The density function \( \rho(x, y) = y + 5 \) describes how mass is distributed over the lamina's area. Density functions are essential in physics and engineering because they tell us how much mass is found in a specific region of an object. In this problem, the function indicates that at each point \( (x, y) \) on the lamina, the density or 'heaviness' of the material there is given by \( y + 5 \).

• When \( y = 0 \), the density is 5, implying that the minimum mass density occurs along the \( x \)-axis.
• At \( y = 1 \), the density increases to 6, and so forth.
• This means that as you move vertically along the lamina, the mass density increases linearly with \( y \).

The integration process involves this function because each tiny piece of the lamina contributes to the total mass based on its density. To find the total mass, we integrate this density function over the entire lamina.

Double integrals are used here to compute the total mass and the moments about the axes. A double integral works by integrating a function over a two-dimensional area. For our lamina, we first integrate in the \( x \)-direction from \( y^2 \) to \( 4 \), representing the width of the lamina at each \( y \) value.Then, we integrate in the \( y \)-direction from \( -2 \) to \( 2 \), which determines the height of our region. The double integral notation for mass \( M \) is shown as:\[ M = \int_{-2}^{2} \int_{y^2}^{4} (y + 5) \mathrm{d}x \mathrm{d}y \]This integral calculates the sum of density values across every point in the lamina. The same process applies for moments \( M_x \) and \( M_y \), using different expressions inside the integrals.

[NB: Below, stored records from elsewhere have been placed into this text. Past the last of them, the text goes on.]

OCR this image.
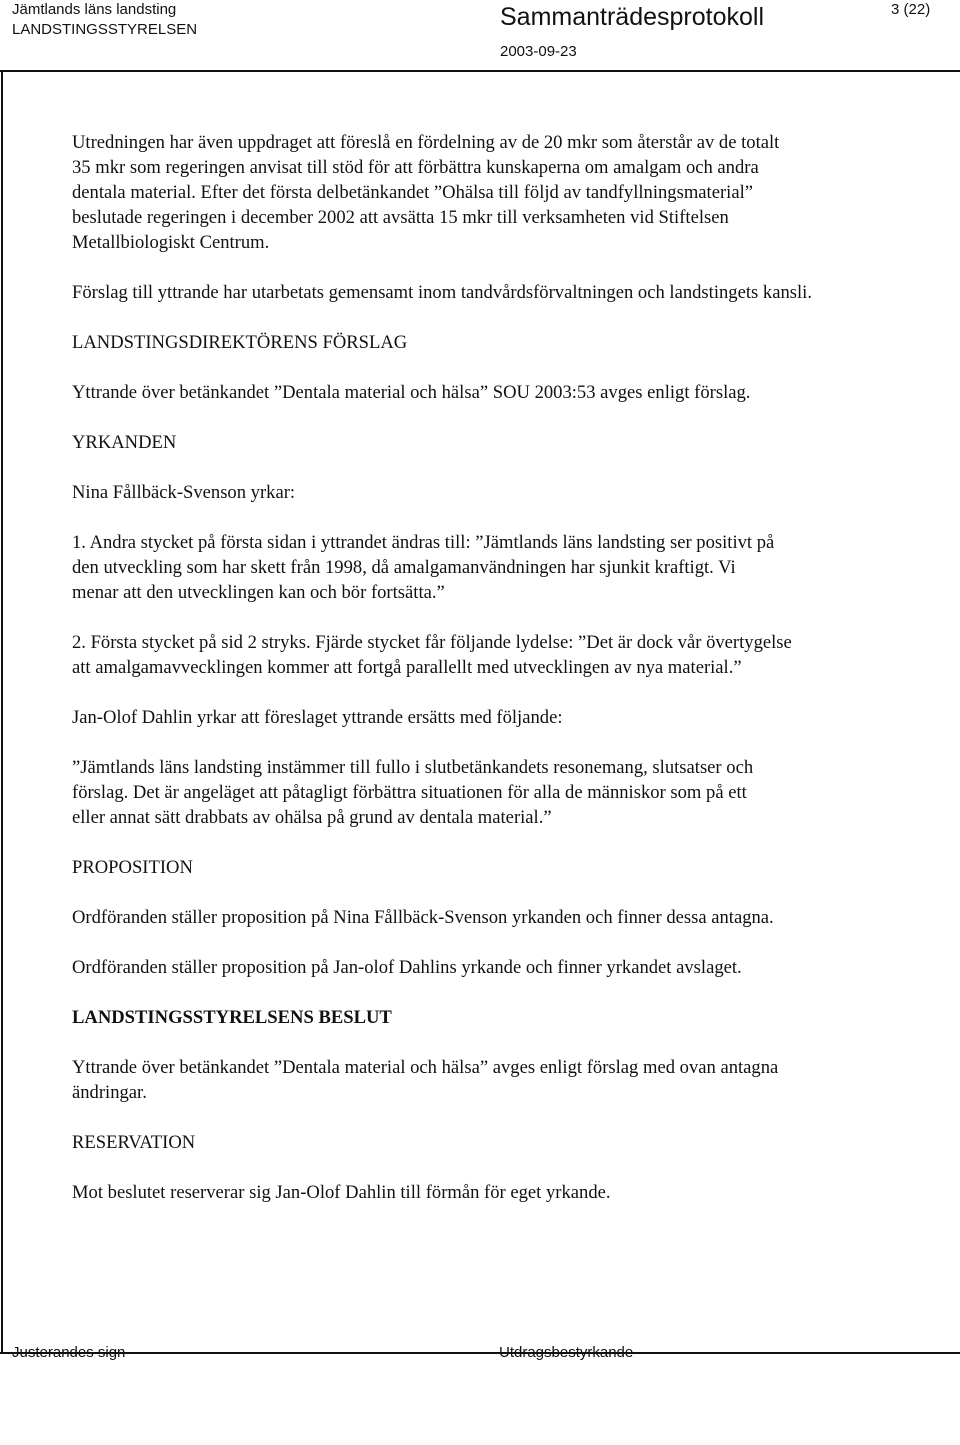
Jämtlands läns landsting
LANDSTINGSSTYRELSEN	Sammanträdesprotokoll
2003-09-23
3 (22)

Utredningen har även uppdraget att föreslå en fördelning av de 20 mkr som återstår av de totalt

35 mkr som regeringen anvisat till stöd för att förbättra kunskaperna om amalgam och andra

dentala material. Efter det första delbetänkandet ”Ohälsa till följd av tandfyllningsmaterial”

beslutade regeringen i december 2002 att avsätta 15 mkr till verksamheten vid Stiftelsen

Metallbiologiskt Centrum.

Förslag till yttrande har utarbetats gemensamt inom tandvårdsförvaltningen och landstingets kansli.

LANDSTINGSDIREKTÖRENS FÖRSLAG

Yttrande över betänkandet ”Dentala material och hälsa” SOU 2003:53 avges enligt förslag.

YRKANDEN

Nina Fållbäck-Svenson yrkar:

1. Andra stycket på första sidan i yttrandet ändras till: ”Jämtlands läns landsting ser positivt på

den utveckling som har skett från 1998, då amalgamanvändningen har sjunkit kraftigt. Vi

menar att den utvecklingen kan och bör fortsätta.”

2. Första stycket på sid 2 stryks. Fjärde stycket får följande lydelse: ”Det är dock vår övertygelse

att amalgamavvecklingen kommer att fortgå parallellt med utvecklingen av nya material.”

Jan-Olof Dahlin yrkar att föreslaget yttrande ersätts med följande:

”Jämtlands läns landsting instämmer till fullo i slutbetänkandets resonemang, slutsatser och

förslag. Det är angeläget att påtagligt förbättra situationen för alla de människor som på ett

eller annat sätt drabbats av ohälsa på grund av dentala material.”

PROPOSITION

Ordföranden ställer proposition på Nina Fållbäck-Svenson yrkanden och finner dessa antagna.

Ordföranden ställer proposition på Jan-olof Dahlins yrkande och finner yrkandet avslaget.

LANDSTINGSSTYRELSENS BESLUT

Yttrande över betänkandet ”Dentala material och hälsa” avges enligt förslag med ovan antagna

ändringar.

RESERVATION

Mot beslutet reserverar sig Jan-Olof Dahlin till förmån för eget yrkande.

Justerandes sign	Utdragsbestyrkande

• Inner integrals are solved first, providing a function of \( y \).
• Outer integrals, then compute over the \( y \) limits, summing up contributions across the entire height.

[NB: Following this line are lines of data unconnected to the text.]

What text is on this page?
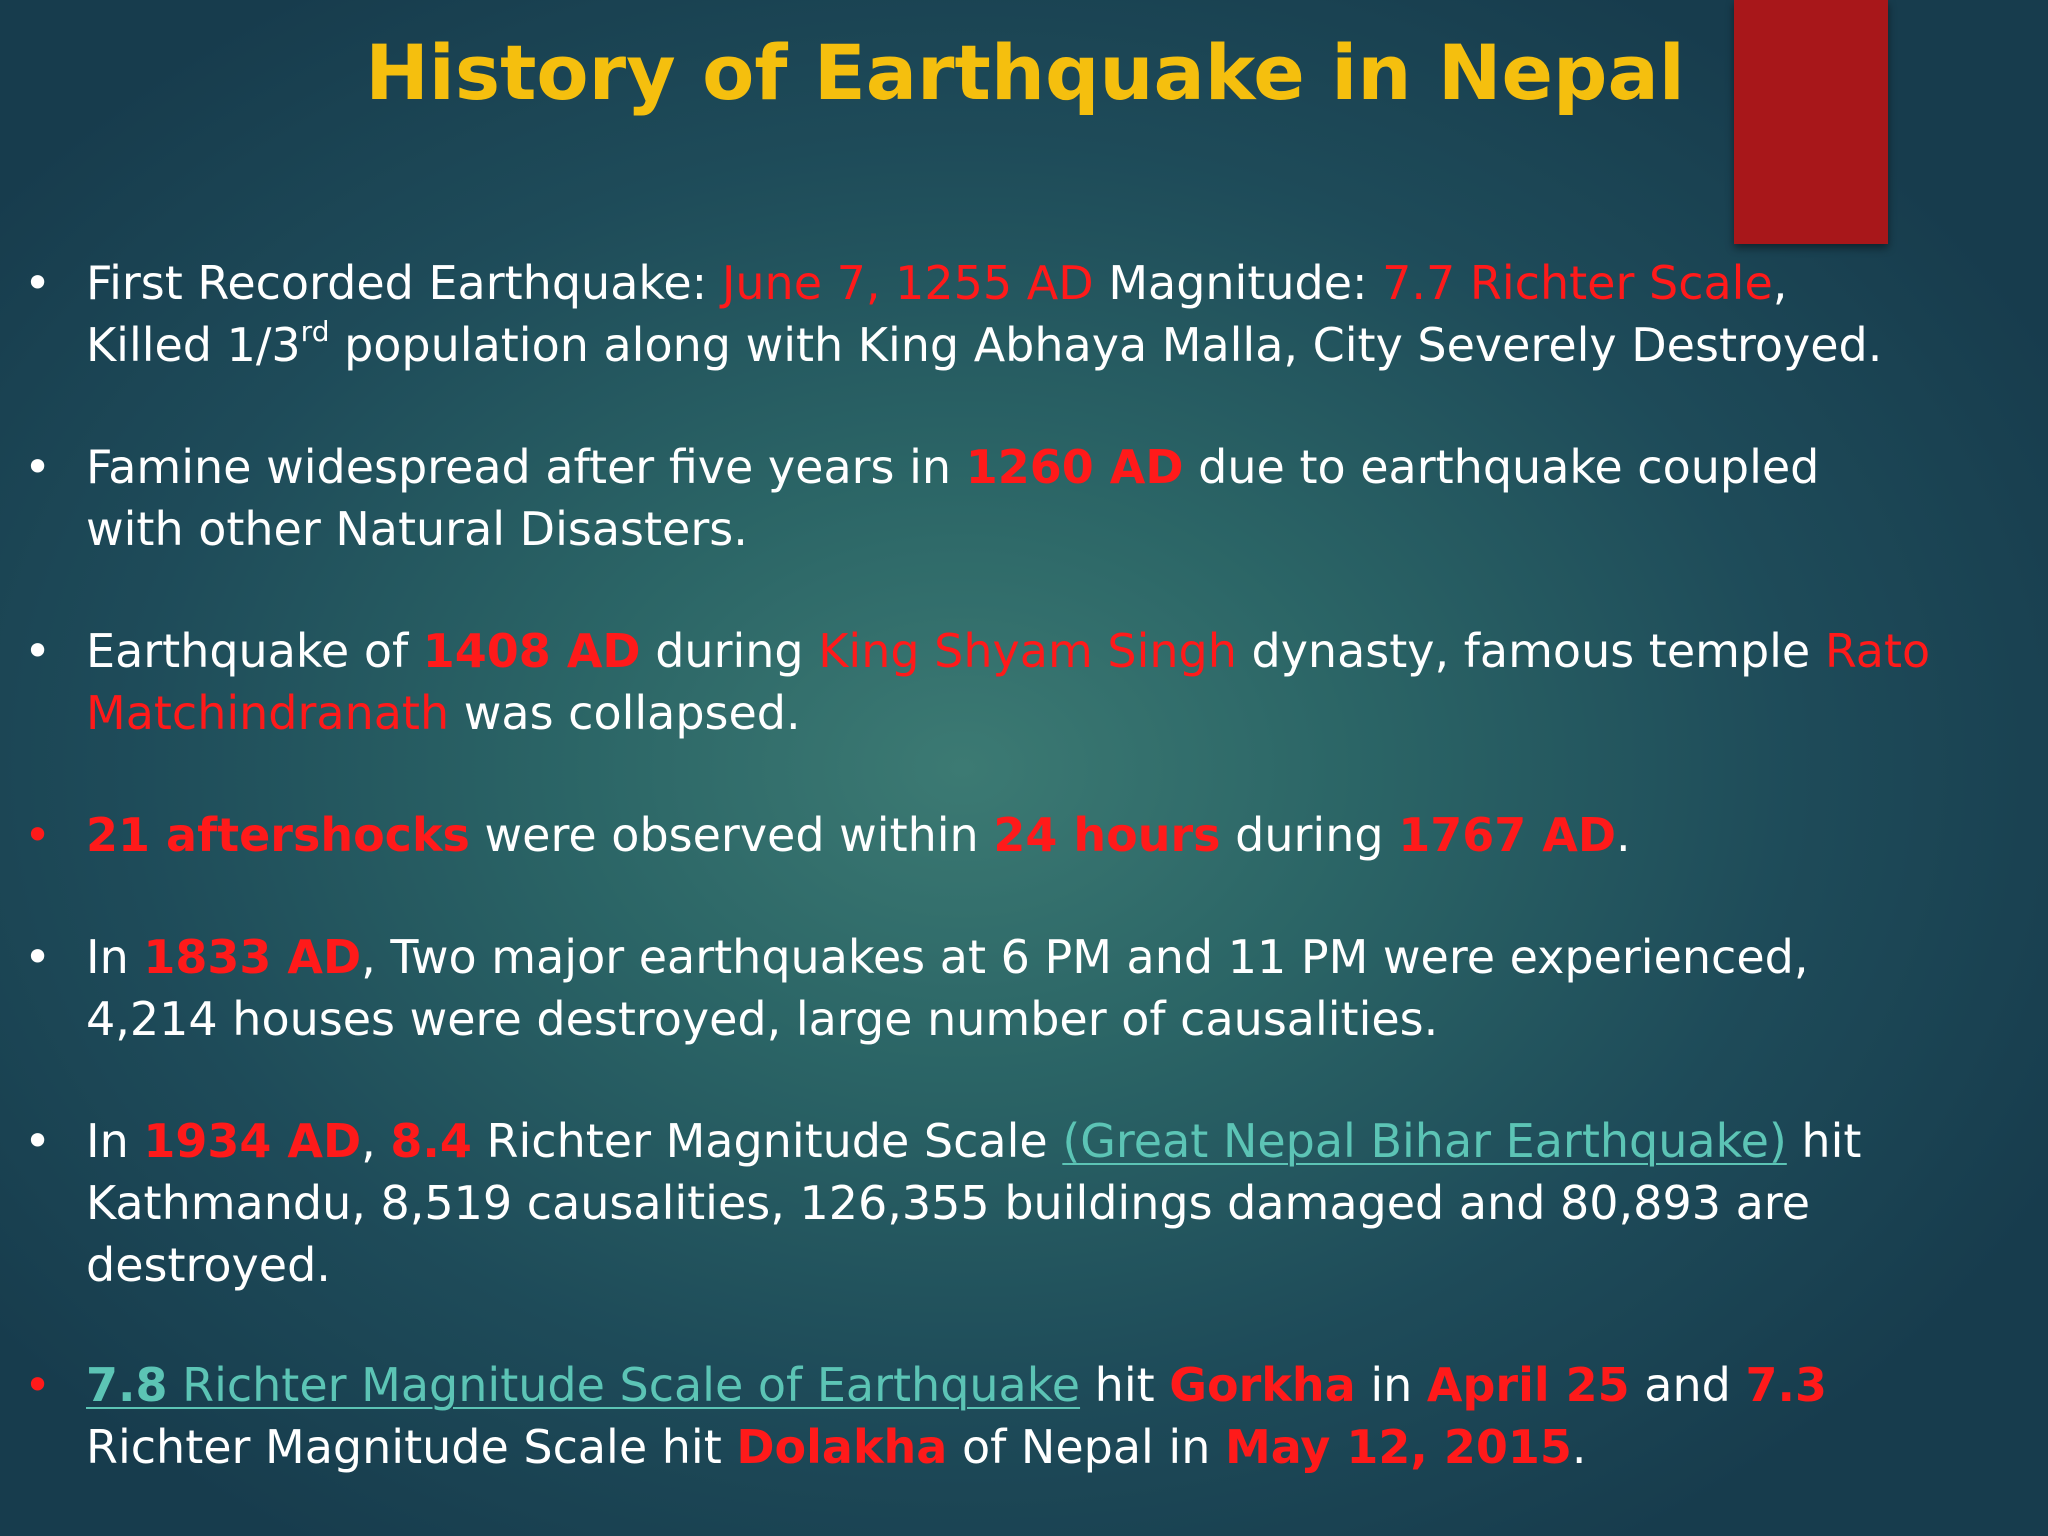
History of Earthquake in Nepal
• First Recorded Earthquake: June 7, 1255 AD Magnitude: 7.7 Richter Scale,
Killed 1/3rd population along with King Abhaya Malla, City Severely Destroyed.
• Famine widespread after five years in 1260 AD due to earthquake coupled
with other Natural Disasters.
• Earthquake of 1408 AD during King Shyam Singh dynasty, famous temple Rato
Matchindranath was collapsed.
• 21 aftershocks were observed within 24 hours during 1767 AD.
• In 1833 AD, Two major earthquakes at 6 PM and 11 PM were experienced,
4,214 houses were destroyed, large number of causalities.
• In 1934 AD, 8.4 Richter Magnitude Scale (Great Nepal Bihar Earthquake) hit
Kathmandu, 8,519 causalities, 126,355 buildings damaged and 80,893 are
destroyed.
• 7.8 Richter Magnitude Scale of Earthquake hit Gorkha in April 25 and 7.3
Richter Magnitude Scale hit Dolakha of Nepal in May 12, 2015.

Using double integrals is powerful for understanding how various attributes change across a surface, vital for finding the center of mass.

While not directly calculated here, the concept is worth discussing as it's related to the center of mass. Moment of inertia, in a two-dimensional sense, typically refers to how much resistance the lamina offers to rotational motion around a point or axis. Mathematically, the moment of inertia \( I \) about the origin for a lamina could be expressed as:\[ I = \int \int (x^2 + y^2) \rho(x, y) \mathrm{d}x \mathrm{d}y \]In our scenario, the moments \( M_x \) and \( M_y \) represent integrals that help find the center of mass. These are not moments of inertia but relate to the distribution of mass concerning the \( x \) and \( y \) axes, respectively.

• \( M_x \) focuses on how mass is spread vertically.
• \( M_y \) considers the horizontal spread.

Understanding these ideas helps appreciate how mass distribution affects balance and stability, key for engineering designs and analysis.